The exhibition will be on display from December 13, 2019 to February 20, 2020 at the Galerie ISA, Mumbai, India.
Idris Khan, The Calm is but a Wall, 2019
Galerie ISA is presenting the series of works created by London-based artist couple Idris Khan and Annie Morris inspired by the colour blue. The artists are particularly engaged with colour and with how their various mediums transpose and transform according to the tone, hue, intensity and variety of pigment they are employing. The result is that adhering to the exploration of this evocative colour has become all encapsulating.
Annie Morris, Stack 7, Ultramarine Blue Dark, 2019
For both artists, this exhibition has presented a unique challenge. For Khan it affords him the opportunity to expand upon the works he made for his recent New York show, ‘Blue Rhythms’, where he presented a series of photographic prints and wall-mounted reliefs of graphic pieces dominated by the colour blue. In that show and in this, Khan uses the intensity of the colour blue in order to create and play with narratives.
Idris Khan, The Old Tune, 2019
Morris’ work, on the other hand, have a joyful, playful fecundity that perfectly balances Khan’s practice. Her totem-like stack sculptures of variously sized vividly coloured balls of pigment have rightly been described as ‘stacks of joy’. Yet Morris’s personal journey towards this body of work was born out of the pain of losing a baby. Stricken with grief, she took solace in her studio, making these round, egg like forms, first in drawings, until they took shape in plaster and pigment. Her take on the phallic totem is a decidedly feminine one, and a celebratory one too - reaching towards the sky in a joyful way but in a manner that doesn’t detract from the fragile nature of the uniquely placed combination of balls.
Annie Morris, Stack 9, Cadmium Red, 2019
In a country such as India where the scent of spices, riots of colour and a cacophony of sound assault the senses on a daily basis, it is not so hard to imagine how the rich hue of indigo might trigger an olfactory memory as well as absorbing the eye.

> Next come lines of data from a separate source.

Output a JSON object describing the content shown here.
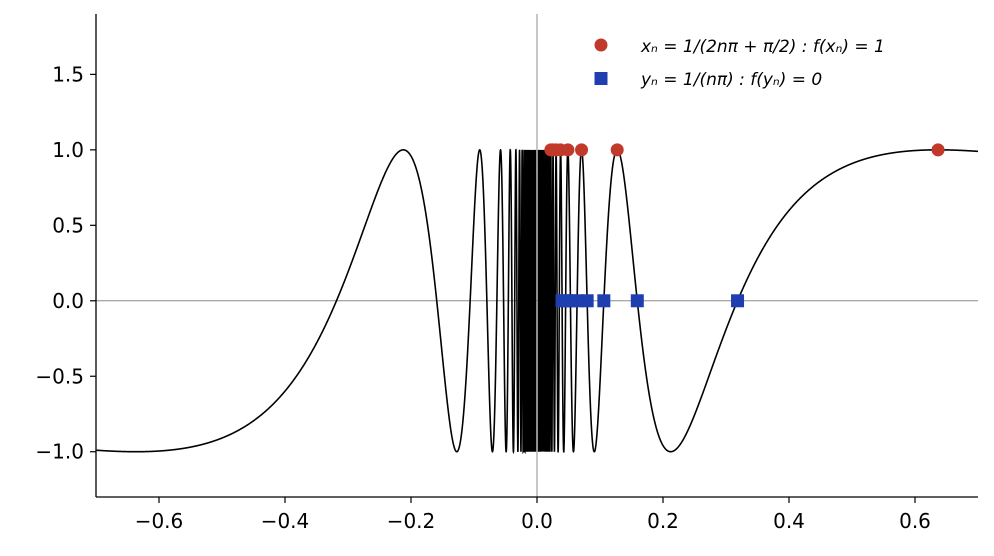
{
  "chart_data": {
    "type": "line",
    "title": "",
    "xlabel": "",
    "ylabel": "",
    "xlim": [
      -0.7,
      0.7
    ],
    "ylim": [
      -1.3,
      1.9
    ],
    "xticks": [
      -0.6,
      -0.4,
      -0.2,
      0.0,
      0.2,
      0.4,
      0.6
    ],
    "xtick_labels": [
      "−0.6",
      "−0.4",
      "−0.2",
      "0.0",
      "0.2",
      "0.4",
      "0.6"
    ],
    "yticks": [
      -1.0,
      -0.5,
      0.0,
      0.5,
      1.0,
      1.5
    ],
    "ytick_labels": [
      "−1.0",
      "−0.5",
      "0.0",
      "0.5",
      "1.0",
      "1.5"
    ],
    "grid": false,
    "legend_position": "top-right",
    "reference_lines": [
      {
        "orientation": "horizontal",
        "value": 0.0,
        "color": "#8c8c8c"
      },
      {
        "orientation": "vertical",
        "value": 0.0,
        "color": "#8c8c8c"
      }
    ],
    "function_curve": {
      "expression": "sin(1/x)",
      "color": "#000000"
    },
    "series": [
      {
        "name": "x_n = 1/(2nπ + π/2) : f(x_n) = 1",
        "marker": "circle",
        "color": "#c0392b",
        "x": [
          0.6366,
          0.1273,
          0.0707,
          0.049,
          0.0374,
          0.0303,
          0.0255,
          0.022
        ],
        "y": [
          1,
          1,
          1,
          1,
          1,
          1,
          1,
          1
        ]
      },
      {
        "name": "y_n = 1/(nπ) : f(y_n) = 0",
        "marker": "square",
        "color": "#1f3fb0",
        "x": [
          0.3183,
          0.1592,
          0.1061,
          0.0796,
          0.0637,
          0.0531,
          0.0455,
          0.0398
        ],
        "y": [
          0,
          0,
          0,
          0,
          0,
          0,
          0,
          0
        ]
      }
    ]
  },
  "legend": {
    "entries": [
      {
        "label": "xₙ = 1/(2nπ + π/2) : f(xₙ) = 1"
      },
      {
        "label": "yₙ = 1/(nπ) : f(yₙ) = 0"
      }
    ]
  }
}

In the brilliant light of Bombay, a rich blue on glass can sparkle like the most brilliant sapphire, and the result is enchanting. For this show at Galerie ISA, Khan has created something very special. An indigo coloured glass painting, which at 2x2.5m, is the largest scale piece the artist has produced to date in this medium. Striking a counter-balancing note of contemplation, Khan’s musical palimpsests take on a mesmeric quality in the context of an arena that allows for and encourages the repetition of hypnotic sounds.
Idris Khan, 2019
Annie Morris has focused on creating a stack in one colour - in this case echoing the rich intensity of Yvette Klein’s blue or the deep hue of Paul Sinoir’s Cubist villa in the midst of Marrakech’s Majorelle gardens. Morris has always been drawn by colour and the psychologically affecting nature of different pigments, but she has also always been fascinated by the line. Indeed the line is something that has always underpinned her practice - be it in the form of drawings, tapestries or even in metal where, taking the lead from abstract expressionist sculptors such as David Smith, Morris has used the bold and simple nature of metal to create shapes which outline and frame the embodiment of the fecund female body.
Annie Morris, Stack 8, Ultramarine Blue, 2019
Back in London, Khan and Morris share a space which is divided into two separate studios but joined by a communal area. This exhibition provides a rare and privileged insight into how these two distinctly different artists think and work, but also how their separate practices engage with and inspire the other. For Khan and Morris, it is as important to consider the role of the invisible as well as visible. It is the presence of the shadow, the reverberations of colour, sound and memory that persist and can transform our understanding of art, as much as a direct physical encounter with a bold image that engage them. In a sense both artists are working towards the sublime but from their own unique perspectives. Where they cross over is both a point of entry for this exhibition and an embarkation towards a deeper engagement with colour and with our sensorial reading of art and human experience.